The San Francisco de Asís cemetery, which adjoins the property on the south side, was originally much larger than its present boundaries, running west almost to Church Street and north into what is today 16th Street. It was reduced in various stages, starting with the extension of 16th Street through the former Mission grounds in 1889, and later by the construction of the Mission Dolores Basilica Center and the Chancery Building of the Archdiocese of San Francisco in the 1950s. Some remains were reburied on-site in a mass grave, while others were relocated to various Bay Area cemeteries. Today, most of the former cemetery grounds are covered by a paved playground behind the Mission Dolores School. The cemetery that currently remains underwent a careful restoration in the mid-1990s. The Mission is still an active church in San Francisco. Many people attend services in the Mission church and even more attend mass in the adjacent basilica. The Mission is open to visitors, and is located on Dolores Street near its intersection with 16th Street. The San Francisco neighborhood closely surrounding the historic Mission is known as Mission Dolores, and the much larger Mission District is named for it as well.

Present day San Francisco is foodie paradise. It is one of the few cities in the USA with a claim to serving real food of local origin (New Orleans is another). My faithful readers will know that I have a healthy disdain for “those who know” in the U.S. mocking British food. Homegrown U.S. “cuisine” is, in general, nothing to write home about. Who wants to regale me with tales about the best hamburger ever? Or superb hot dogs? But I have no trouble admitting that there are regional cuisines of exceptional interest in the U.S. I once took a road trip from Santa Fe to Indiana, sampling the local barbecue everywhere I could. My cue from the highway was a thick galvanized chimney belching smoke, and a load of firewood stacked by the door. Such an amazing adventure – Texas, Oklahoma, Missouri, Illinois – each with local barbecue traditions. Indiana, not so much.

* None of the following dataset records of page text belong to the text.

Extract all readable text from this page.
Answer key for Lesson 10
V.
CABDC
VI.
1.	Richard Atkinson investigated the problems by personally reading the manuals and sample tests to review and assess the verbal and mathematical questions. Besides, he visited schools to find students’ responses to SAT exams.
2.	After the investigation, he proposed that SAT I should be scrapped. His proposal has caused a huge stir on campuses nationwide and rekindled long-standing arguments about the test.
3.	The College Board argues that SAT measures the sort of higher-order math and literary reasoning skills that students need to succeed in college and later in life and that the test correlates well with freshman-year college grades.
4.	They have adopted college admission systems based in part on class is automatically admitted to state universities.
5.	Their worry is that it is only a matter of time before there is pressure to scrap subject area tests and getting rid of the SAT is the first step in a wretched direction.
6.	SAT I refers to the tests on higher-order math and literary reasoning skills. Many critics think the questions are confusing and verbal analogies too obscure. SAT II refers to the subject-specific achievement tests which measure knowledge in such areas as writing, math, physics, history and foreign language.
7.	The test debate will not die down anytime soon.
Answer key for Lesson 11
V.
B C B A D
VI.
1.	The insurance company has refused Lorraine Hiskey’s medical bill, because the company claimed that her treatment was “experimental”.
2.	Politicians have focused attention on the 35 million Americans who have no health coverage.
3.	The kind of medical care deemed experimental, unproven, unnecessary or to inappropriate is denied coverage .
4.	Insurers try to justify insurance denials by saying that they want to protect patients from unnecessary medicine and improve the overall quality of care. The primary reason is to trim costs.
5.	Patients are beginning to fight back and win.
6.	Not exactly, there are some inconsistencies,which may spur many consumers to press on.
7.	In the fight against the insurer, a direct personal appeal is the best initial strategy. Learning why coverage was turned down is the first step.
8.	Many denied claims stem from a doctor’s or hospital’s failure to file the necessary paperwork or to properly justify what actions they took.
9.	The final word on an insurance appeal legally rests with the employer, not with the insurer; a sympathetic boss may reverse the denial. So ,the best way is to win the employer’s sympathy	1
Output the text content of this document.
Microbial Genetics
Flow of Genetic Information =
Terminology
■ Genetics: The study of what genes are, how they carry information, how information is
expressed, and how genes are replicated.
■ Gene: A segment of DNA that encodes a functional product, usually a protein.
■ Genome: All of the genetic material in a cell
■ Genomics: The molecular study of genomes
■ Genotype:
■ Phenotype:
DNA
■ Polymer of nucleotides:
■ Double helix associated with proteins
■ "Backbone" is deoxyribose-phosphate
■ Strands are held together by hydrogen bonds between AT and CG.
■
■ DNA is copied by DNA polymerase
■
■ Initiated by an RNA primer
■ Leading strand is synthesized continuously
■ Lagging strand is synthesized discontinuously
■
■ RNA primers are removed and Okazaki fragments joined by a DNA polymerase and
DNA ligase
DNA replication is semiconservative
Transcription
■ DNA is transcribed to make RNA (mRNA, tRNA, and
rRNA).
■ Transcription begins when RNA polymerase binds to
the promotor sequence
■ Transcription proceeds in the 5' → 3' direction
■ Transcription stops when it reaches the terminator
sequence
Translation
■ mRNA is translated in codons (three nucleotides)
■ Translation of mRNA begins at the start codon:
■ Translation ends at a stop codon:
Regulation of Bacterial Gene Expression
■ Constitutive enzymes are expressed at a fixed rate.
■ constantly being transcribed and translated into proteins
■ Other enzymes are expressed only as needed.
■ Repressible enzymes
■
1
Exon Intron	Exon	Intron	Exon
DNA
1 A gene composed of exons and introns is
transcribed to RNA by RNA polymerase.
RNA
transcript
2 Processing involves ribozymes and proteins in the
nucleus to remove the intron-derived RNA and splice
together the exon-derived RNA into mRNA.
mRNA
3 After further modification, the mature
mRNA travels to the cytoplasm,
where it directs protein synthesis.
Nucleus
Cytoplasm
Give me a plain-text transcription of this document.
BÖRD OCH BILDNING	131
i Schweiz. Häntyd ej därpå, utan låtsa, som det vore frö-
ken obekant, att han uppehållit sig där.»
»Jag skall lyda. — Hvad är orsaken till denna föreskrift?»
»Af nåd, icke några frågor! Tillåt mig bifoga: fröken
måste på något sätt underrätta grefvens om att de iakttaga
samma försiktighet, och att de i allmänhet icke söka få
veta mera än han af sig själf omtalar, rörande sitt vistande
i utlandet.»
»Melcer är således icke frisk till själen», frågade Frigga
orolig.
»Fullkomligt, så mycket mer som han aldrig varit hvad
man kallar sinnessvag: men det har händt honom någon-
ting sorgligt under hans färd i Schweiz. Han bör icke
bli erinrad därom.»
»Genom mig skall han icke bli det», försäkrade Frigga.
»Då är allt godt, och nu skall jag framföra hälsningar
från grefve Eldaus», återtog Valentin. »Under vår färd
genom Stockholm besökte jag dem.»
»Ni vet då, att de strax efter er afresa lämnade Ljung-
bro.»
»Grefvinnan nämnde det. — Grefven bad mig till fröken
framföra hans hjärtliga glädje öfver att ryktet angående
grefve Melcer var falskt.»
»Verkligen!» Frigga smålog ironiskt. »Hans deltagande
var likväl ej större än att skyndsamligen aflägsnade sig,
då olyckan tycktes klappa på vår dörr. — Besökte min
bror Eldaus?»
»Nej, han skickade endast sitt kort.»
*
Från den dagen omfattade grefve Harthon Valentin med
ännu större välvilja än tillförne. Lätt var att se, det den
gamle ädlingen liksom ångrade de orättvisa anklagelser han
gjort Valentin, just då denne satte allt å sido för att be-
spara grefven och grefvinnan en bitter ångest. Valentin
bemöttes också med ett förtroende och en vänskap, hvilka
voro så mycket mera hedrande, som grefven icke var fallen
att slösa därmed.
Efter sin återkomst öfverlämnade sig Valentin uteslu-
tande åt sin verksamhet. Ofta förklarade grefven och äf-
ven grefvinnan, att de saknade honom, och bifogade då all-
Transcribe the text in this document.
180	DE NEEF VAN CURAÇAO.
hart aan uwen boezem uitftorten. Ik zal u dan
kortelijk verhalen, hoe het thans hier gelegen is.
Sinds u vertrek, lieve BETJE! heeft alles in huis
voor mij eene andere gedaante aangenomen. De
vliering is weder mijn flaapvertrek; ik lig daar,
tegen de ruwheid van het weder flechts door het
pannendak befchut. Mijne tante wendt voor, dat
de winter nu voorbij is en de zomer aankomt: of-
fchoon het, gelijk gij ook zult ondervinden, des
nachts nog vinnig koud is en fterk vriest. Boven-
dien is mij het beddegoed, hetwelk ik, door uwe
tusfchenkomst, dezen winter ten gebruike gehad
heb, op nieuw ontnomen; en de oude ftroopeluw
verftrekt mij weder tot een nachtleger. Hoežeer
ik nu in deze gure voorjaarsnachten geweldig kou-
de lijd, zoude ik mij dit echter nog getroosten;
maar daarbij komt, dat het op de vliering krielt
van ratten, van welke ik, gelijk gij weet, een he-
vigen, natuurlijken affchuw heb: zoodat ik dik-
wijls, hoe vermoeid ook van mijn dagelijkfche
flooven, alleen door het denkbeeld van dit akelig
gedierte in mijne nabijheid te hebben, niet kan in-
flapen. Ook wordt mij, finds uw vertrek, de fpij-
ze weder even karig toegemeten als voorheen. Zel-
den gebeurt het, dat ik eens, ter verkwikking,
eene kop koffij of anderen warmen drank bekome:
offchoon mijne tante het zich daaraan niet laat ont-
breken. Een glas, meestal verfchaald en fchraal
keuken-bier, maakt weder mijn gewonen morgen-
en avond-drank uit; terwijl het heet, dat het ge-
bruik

Rice-a-roni is NOT the San Francisco treat. But there are so many dishes to wax lyrical over. When you are in SF (not “San Fran” or “Frisco”) you are a fool to miss the Ferry Building Marketplace. I left there 2 kilos heavier when I visited. I cannot resist Recchiuti chocolates (you have to sample them one at a time, and the grapefruit and rosemary dark choc is exquisite), Far West Fungi specializing in wild mushrooms hand picked, Acme Bread Company making the best SF sourdough bread ever . . . and so much more.

sf4

For now I will go with the mission burrito, a treat that has spread over much of the U.S. My favorite food writer, Calvin Trillin, said that the mission burrito “has been refined and embellished in much the same way that the pizza has been refined and embellished in Chicago.” You might want to be careful in New York or Naples with remarks like that Calvin. But he is right about the mission burrito. Cook’s choice here. Start with a large flour tortilla, Spanish rice, and refried beans. Then you have a choice of ingredients – stewed or grilled chicken (pollo or pollo asado), grilled beef steak (carne asada), barbecued pork (al pastor) and braised shredded pork (carnitas). Or you can try pork stewed in green chile sauce (chile verde – my absolute fav), beef stewed in red chile sauce (chile colorado), Mexican sausage (chorizo), beef tongue (lengua), stewed and shredded beef (machaca), stewed beef head (cabeza), beef brain (sesos), beef eyeball (ojo), and shrimp (camarones). Or why not try birria (goat meat), camarones diablos (extra-spicy shrimp), carne deshebrada (shredded beef with red chile sauce), carne molida (ground beef), chicharrónes (fried pork rinds, stewed), barbacoa (marinated lamb), pescado (fish, usually fried or grilled tilapia and sometimes salmon), picadillo (ground beef with chopped chiles and tomatoes), mole (chicken stewed in a chile and chocolate sauce), nopales (prickly pear cactus), and tripas (beef tripe). You get your choice of salsa too. I’d go with pico de gallo, heavy on the chiles. OK – now I am hungry.